When I was in first grade I started attending catechism classes. I was given a workbook with Jesus on the cover. He was sitting under a tree with a big smile on His face and children on His lap. I was drawn to that smiling face, to those eyes that delighted in the children. I felt Love emanating from the cover of that book and I couldn’t wait to learn all about Him.
But there were some boys in the class, minions. I spent 95% of the class time with my hands folded quietly on my desk waiting for the teachers to chase the boys back into their seats.
Not long after that we stopped going to church. Something about abortion and excommunication and my fourth grade sister making something up to confess and being too intelligent for such nonsense….
No more grace, no more bedtime prayers. It felt like we were booting a member of our family.
Laying in my trundle bed one night I said, “That’s okay, Jesus, you can stay with me.”
But over barren years I forgot all about Him.
I had a work-study job in the Fisheries and Wildlife office when I was in college. One of the secretaries befriended me. She sometimes invited me to softball games at her church but I was way too cool.
One weekend home I learned that my dad’s journey through lots of metaphysical readings ended with faith in Christ. His wife told me he was praying for my sisters and me. I thought that was nice and that, as a result, I would probably be a Christian, too, one day. Whichever day God decided it would be. I went on my merry way not feeling any need, desire or compulsion to do anything about it.
I graduated and moved home to my mother’s house not too long afterward while my secretary friend fought Hodgkin’s disease. She told me that people she didn’t even know were coming up to her at church to say they were praying for her.
So laying on the sofa in the library at my mom’s house one night, I thought, Well, if I’m going to be a Christian some day, I might as well start now. So I prayed for her, too, and I asked God to bring something good out of her suffering.

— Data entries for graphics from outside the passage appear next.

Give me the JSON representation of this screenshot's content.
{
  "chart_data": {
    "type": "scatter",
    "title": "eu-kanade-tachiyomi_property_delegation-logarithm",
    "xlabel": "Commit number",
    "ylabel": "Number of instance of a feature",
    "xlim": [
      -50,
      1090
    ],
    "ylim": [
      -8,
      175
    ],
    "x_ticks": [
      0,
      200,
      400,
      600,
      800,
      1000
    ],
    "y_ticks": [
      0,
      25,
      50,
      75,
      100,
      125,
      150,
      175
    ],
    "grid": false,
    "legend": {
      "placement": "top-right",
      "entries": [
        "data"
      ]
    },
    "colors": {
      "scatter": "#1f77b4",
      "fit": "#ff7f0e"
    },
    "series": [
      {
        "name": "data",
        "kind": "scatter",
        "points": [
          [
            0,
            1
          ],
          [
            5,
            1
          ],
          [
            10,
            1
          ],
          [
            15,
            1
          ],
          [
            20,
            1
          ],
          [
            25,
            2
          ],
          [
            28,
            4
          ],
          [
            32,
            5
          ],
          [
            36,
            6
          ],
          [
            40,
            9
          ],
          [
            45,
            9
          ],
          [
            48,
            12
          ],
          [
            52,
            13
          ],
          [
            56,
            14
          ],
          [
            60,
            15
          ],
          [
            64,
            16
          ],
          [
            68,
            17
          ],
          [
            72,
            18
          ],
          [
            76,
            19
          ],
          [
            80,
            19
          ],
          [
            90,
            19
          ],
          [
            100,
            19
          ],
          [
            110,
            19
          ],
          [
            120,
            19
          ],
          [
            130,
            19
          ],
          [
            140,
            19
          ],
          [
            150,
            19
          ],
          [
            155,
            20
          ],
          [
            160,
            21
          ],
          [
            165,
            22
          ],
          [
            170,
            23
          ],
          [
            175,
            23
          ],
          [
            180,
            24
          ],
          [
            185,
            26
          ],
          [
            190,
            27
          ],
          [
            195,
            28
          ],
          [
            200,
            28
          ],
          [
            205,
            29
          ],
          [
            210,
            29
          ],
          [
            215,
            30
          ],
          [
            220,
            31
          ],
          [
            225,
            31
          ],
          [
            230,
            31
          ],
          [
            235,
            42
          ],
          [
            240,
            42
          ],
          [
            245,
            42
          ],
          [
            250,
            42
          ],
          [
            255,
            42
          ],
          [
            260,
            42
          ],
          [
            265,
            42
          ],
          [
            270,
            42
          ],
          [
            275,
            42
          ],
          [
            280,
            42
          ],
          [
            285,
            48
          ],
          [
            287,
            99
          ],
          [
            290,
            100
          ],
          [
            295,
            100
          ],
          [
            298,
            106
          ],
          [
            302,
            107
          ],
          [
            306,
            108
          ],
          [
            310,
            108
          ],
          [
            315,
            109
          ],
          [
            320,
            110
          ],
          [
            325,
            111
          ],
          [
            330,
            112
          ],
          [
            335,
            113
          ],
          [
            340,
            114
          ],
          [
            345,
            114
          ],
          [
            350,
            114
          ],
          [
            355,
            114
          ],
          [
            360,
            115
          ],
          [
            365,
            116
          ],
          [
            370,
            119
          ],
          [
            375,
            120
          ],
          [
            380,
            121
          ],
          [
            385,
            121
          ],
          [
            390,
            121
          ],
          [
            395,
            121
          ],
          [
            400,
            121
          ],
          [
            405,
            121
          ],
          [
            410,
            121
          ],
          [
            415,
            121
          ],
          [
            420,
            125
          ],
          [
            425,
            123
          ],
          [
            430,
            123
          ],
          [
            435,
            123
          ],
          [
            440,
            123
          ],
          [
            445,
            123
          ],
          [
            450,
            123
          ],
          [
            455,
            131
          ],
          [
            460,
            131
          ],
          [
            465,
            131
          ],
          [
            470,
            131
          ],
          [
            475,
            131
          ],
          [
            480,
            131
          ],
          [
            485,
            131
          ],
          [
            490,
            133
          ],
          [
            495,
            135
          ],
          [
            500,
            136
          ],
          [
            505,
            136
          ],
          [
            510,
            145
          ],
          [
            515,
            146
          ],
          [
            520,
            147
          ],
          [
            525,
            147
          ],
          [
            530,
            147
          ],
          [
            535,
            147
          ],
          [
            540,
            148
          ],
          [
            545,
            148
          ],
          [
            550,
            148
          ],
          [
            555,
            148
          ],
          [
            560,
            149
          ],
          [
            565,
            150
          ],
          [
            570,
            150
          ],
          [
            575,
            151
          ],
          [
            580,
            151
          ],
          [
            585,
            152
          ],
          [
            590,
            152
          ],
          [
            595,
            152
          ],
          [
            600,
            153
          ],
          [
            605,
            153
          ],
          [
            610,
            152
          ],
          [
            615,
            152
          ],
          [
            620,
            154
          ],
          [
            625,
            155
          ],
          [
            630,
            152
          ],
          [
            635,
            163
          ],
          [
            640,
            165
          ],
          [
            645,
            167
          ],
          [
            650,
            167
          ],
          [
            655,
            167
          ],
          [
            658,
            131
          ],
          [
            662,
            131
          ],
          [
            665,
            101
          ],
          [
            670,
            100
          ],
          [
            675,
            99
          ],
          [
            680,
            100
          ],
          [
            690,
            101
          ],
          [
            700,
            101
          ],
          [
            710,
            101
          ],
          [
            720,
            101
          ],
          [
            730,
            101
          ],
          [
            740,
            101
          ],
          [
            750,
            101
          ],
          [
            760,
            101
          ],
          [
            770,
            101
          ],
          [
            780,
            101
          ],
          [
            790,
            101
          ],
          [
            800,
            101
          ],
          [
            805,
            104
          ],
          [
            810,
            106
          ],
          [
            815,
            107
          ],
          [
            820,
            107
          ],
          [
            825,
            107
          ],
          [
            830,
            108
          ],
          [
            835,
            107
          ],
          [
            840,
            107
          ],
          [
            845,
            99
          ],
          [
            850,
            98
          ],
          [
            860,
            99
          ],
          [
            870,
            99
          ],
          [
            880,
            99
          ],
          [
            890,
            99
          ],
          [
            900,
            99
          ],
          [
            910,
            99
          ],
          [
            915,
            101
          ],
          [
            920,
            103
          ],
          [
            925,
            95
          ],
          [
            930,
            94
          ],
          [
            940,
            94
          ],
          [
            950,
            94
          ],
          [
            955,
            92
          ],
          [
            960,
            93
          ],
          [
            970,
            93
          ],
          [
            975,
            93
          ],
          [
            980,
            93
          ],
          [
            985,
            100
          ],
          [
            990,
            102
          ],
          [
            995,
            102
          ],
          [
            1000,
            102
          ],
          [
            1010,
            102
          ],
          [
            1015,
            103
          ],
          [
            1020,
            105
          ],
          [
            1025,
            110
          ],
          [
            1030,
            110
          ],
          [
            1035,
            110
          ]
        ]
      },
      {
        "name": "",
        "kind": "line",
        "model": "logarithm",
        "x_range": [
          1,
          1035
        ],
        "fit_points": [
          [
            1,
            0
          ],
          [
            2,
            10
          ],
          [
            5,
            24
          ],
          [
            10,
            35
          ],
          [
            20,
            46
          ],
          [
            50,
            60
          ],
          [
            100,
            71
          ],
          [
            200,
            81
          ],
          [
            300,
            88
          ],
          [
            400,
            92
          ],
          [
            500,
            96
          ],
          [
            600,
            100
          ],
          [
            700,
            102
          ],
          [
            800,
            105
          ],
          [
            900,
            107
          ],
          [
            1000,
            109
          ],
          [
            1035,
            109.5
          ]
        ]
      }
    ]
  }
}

Immediately my spirit, still attached to my body by a thin silver strand, was before the throne. It was like a zoom lens. And I saw God. Just as I zoomed in, Jesus stood up to greet me. He was transparent and I could see His Father seated behind him holding a scepter and smiling. It was an unforgettable smile that said “I have everything under control and I am pleased.”
And then I was startled by this thought, If I stay too long I might not be able to go back.
And with that buzz-killing thought I was back on the sofa.
I whispered into the air, “I remember You!” I remembered the cover of that book and my longing to know Him. It was like being reunited with and old forgotten friend.
That is when our 32-year-long-and-continuing conversation began. It’s when I started studying the Bible, too.
Sometimes I regret not opening my mouth and asking, when I was there at the throne, if it would be okay to stay.
But that glimpse was enough – enough to sustain me through tough and confusing times in the past, enough to give me peace in this unsettling present and, I trust, enough to get me through even tougher times in the future.
I know you asked for Biblical evidence you could refute, but it isn’t Biblical evidence that convinced me. It was that glimpse, that smile.
Arguing with me would be no fun for you because my faith is not in the Bible and I will not twist myself into a pretzel trying to defend the inerrancy of it. God is without error but those who have taken His dictation, translated and taught it are not.
And then I asked God to do for him what He did for me. Maybe you’ll say a prayer for him, too.
Remember him—before the silver cord is severed,
and the golden bowl is broken;
before the pitcher is shattered at the spring,
and the wheel broken at the well,
and the dust returns to the ground it came from,
and the spirit returns to God who gave it.